Orthotopen Aorten Transplantation mit der Sleeve-Technik reduziert Verletzungen der Aorta mit Ausfallrate von nur 10-20 %. Die Zeit, um die Aorta bei Mäusen mit der Hülse Methode anastomosieren war kurz und einfach durchschnittlich 20 min, schönem Studien von Iso/allo Transplantaten. Der folgende Artikel beschreibt die Aorta Transplantationsverfahren in unserem Labor verwendet. Die Mäuse wurden mit einer Mischung aus 1,5 % Volumen Isoflurane und 100 % Sauerstoff über eine Gesichtsmaske betäubt. An dieser Stelle wurde das Segment der Aorta zwischen der Nierenarterien und der Bifurkation von Vena Cava, frei vorbereitet und Clampedat getrennt die proximalen und distalen Segmente mit einer einzigen Seide Naht. Vor dem Entfernen der Aorta wurde eine Kochsalzlösung mit Heparin in der minderwertigen Vena Cava injiziert.

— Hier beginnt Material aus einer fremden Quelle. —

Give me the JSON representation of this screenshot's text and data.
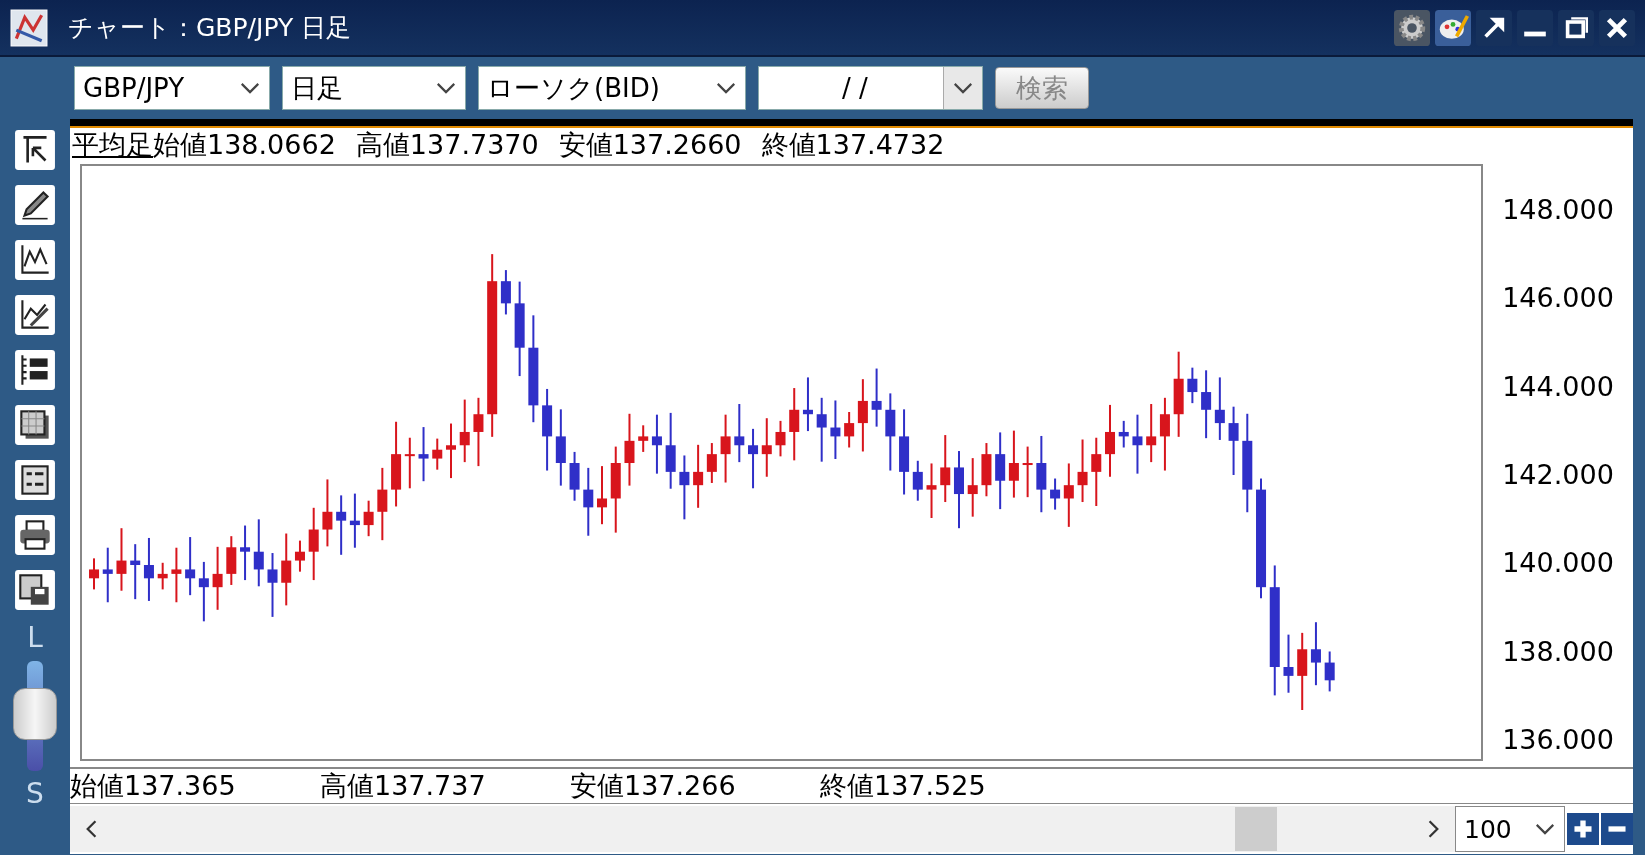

Dann zwischen den Klemmen die Aorta geschnitten wurde und eine Kochsalzlösung Heparin-Lösung wurde verwendet, um das Lumen zu spülen. Der Sleeve-Technik mit monofile Fäden wurde verwendet, um die Bauchaorta im orthotopen Standpunkt zu verpflanzen.

Introduction

In einer früheren Studie hingewiesen, wurde großer Aufmerksamkeit auf murinen Aorten Transplantation Modelle gelegt die Unterscheidung zwischen bestimmten vaskuläre Reaktionen durch das Transplantat selbst verursacht und bestimmte systemische Faktoren, verbunden mit einer Arteriogenic Umgebung zu ermöglichen 1 , 2 , 3. der Hauptfaktor, der hier eine entscheidende Rolle spielt ist die Verfügbarkeit von Knockout und transgenen Mäusen. Ihre Beteiligung in einem solchen Modell bietet die Möglichkeit der Identifizierung und Bestimmung neue pathophysiologischen Wege im Zusammenhang mit der Entwicklung der degenerative Gefäßerkrankungen, wie Arteriosklerose und Aneurysma Bildung4, 5.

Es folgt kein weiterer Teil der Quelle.